The reason will be displayed to describe this comment to others. Learn more.

could you please reference a failed build which have failed because of that caching?

since the cache is labeled by the pom hashes I don't think its showstopper to have installed artifacts from the project being built - but yeah; it could be left out

my problem with using random maven commands to download artifacts is that they don't always do everything - for example: druid has some extra maven plugin stuff which downloads a nodejs.tgz into the local m2 repo - we were hitting some issues because of rate limitations...

@xvrl
Copy link
Member Author

xvrl commented Oct 12, 2023

could you please reference a failed build which have failed because of that caching?

I have experienced this locally where I had artifacts from a different build causing integration tests to fail. This change removes that possibility. See also further below in my comment for an example that happened as part of this change.

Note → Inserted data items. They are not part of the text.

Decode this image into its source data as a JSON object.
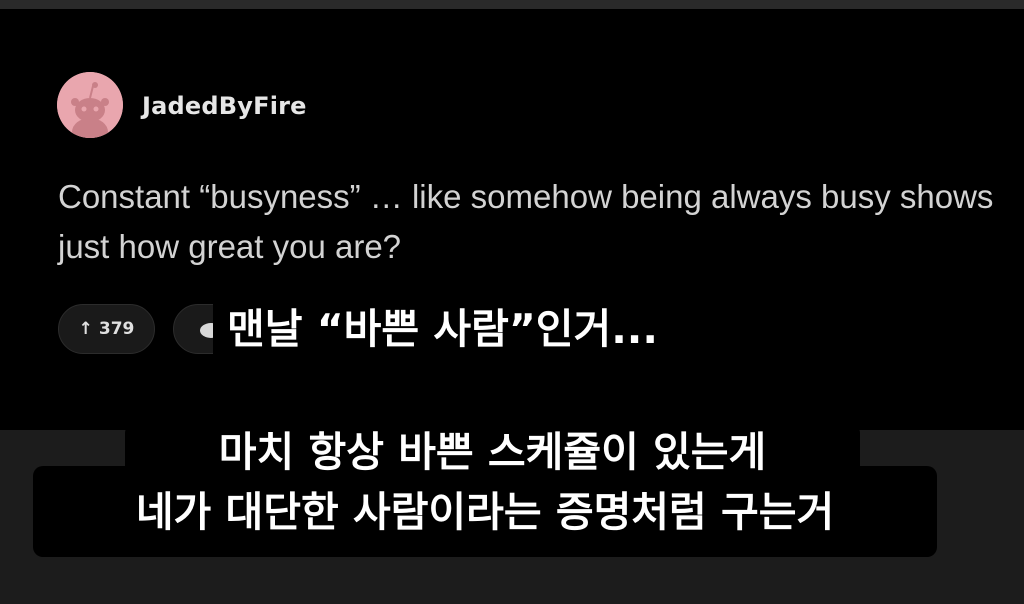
{
  "post": {
    "username": "JadedByFire",
    "avatar_icon": "reddit-snoo-icon",
    "body": "Constant “busyness” … like somehow being always busy shows just how great you are?",
    "vote_count": "379",
    "comment_icon": "comment-bubble-icon"
  },
  "captions": {
    "line1": "맨날 “바쁜 사람”인거...",
    "line2": "마치  항상 바쁜 스케쥴이 있는게",
    "line3": "네가 대단한 사람이라는 증명처럼 구는거"
  },
  "colors": {
    "post_bg": "#000000",
    "page_bg": "#1c1c1c",
    "avatar_bg": "#e9a6ae"
  }
}
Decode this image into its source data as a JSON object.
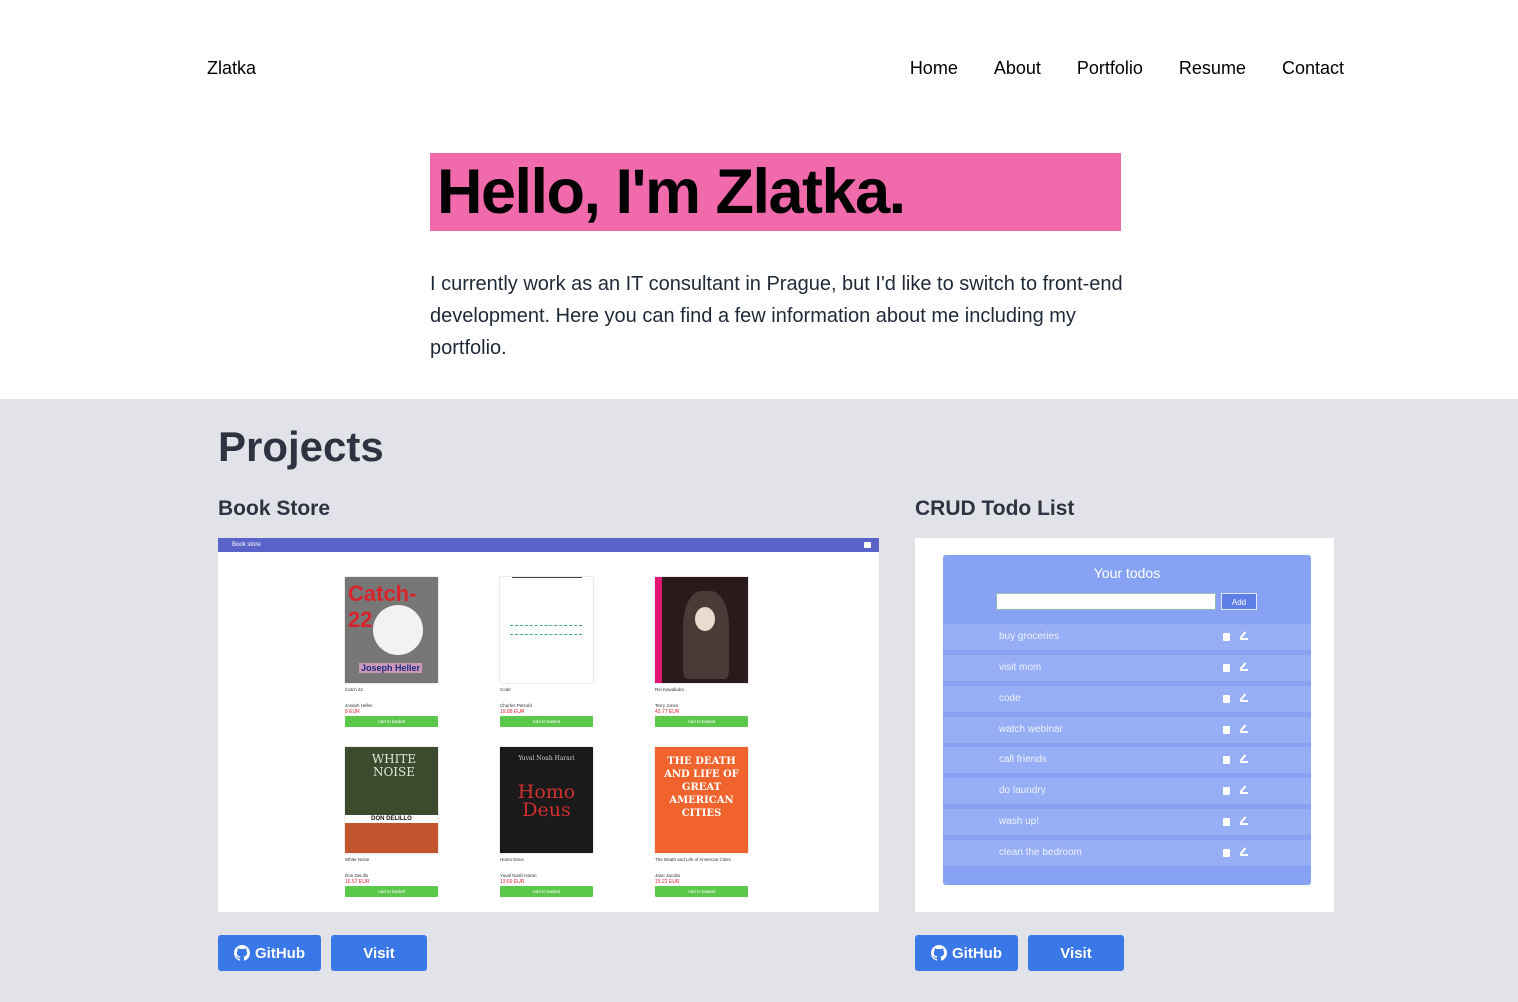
{
  "nav": {
    "brand": "Zlatka",
    "links": [
      "Home",
      "About",
      "Portfolio",
      "Resume",
      "Contact"
    ]
  },
  "hero": {
    "title": "Hello, I'm Zlatka.",
    "text": "I currently work as an IT consultant in Prague, but I'd like to switch to front-end development. Here you can find a few information about me including my portfolio."
  },
  "projects": {
    "heading": "Projects",
    "items": [
      {
        "name": "Book Store",
        "github_label": "GitHub",
        "visit_label": "Visit",
        "preview": {
          "app_title": "Book store",
          "add_label": "Add to basket",
          "books": [
            {
              "title": "Catch 22",
              "author": "Joseph Heller",
              "price": "8 EUR",
              "cover": "#6b6b6b",
              "cover_text": "Catch-22"
            },
            {
              "title": "Code",
              "author": "Charles Petzold",
              "price": "19.88 EUR",
              "cover": "#ffffff",
              "cover_text": ""
            },
            {
              "title": "Rei Kawakubo",
              "author": "Terry Jones",
              "price": "43.77 EUR",
              "cover": "#2a1a1c",
              "cover_text": ""
            },
            {
              "title": "White Noise",
              "author": "Don DeLillo",
              "price": "16.57 EUR",
              "cover": "#3c4a2e",
              "cover_text": "WHITE NOISE"
            },
            {
              "title": "Homo Deus",
              "author": "Yuval Noah Harari",
              "price": "13.69 EUR",
              "cover": "#1a1a1a",
              "cover_text": "Homo Deus"
            },
            {
              "title": "The Death and Life of American Cities",
              "author": "Jane Jacobs",
              "price": "15.22 EUR",
              "cover": "#f0632d",
              "cover_text": "THE DEATH AND LIFE OF GREAT AMERICAN CITIES"
            }
          ]
        }
      },
      {
        "name": "CRUD Todo List",
        "github_label": "GitHub",
        "visit_label": "Visit",
        "preview": {
          "title": "Your todos",
          "add_label": "Add",
          "todos": [
            "buy groceries",
            "visit mom",
            "code",
            "watch webinar",
            "call friends",
            "do laundry",
            "wash up!",
            "clean the bedroom"
          ]
        }
      }
    ]
  },
  "colors": {
    "hero_highlight": "#f06aac",
    "projects_bg": "#e1e3e8",
    "button": "#3b78e7",
    "bookstore_bar": "#5a64c8",
    "todo_panel": "#87a2f3"
  }
}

since the cache is labeled by the pom hashes I don't think its showstopper to have installed artifacts from the project being built

The pom hash is not sufficient, different code could have the same pom hash, causing incorrect artifacts in the maven repository from being used at runtime. Some tests may also accidentally pass due to artifacts being present instead of failing if they are not rebuilt.

Only those cases where we explicitly want to reuse artifacts from a previous build step for same commit should be restoring maven install artifacts. Those are already marked as such https://github.com/apache/druid/blob/master/.github/workflows/unit-and-integration-tests-unified.yml#L72-L80

my problem with using random maven commands to download artifacts is that they don't always do everything - for example: druid has some extra maven plugin stuff which downloads a nodejs.tgz into the local m2 repo

fair, although the goal of caching is to download as many dependencies as possible without affecting the integrity of the build. If we miss a few it should not be a dealbreaker. I'm trying to achieve this with as few commands a possible. We may need to resolve additional dependencies explicitly if they are only called during some specific phases of the build.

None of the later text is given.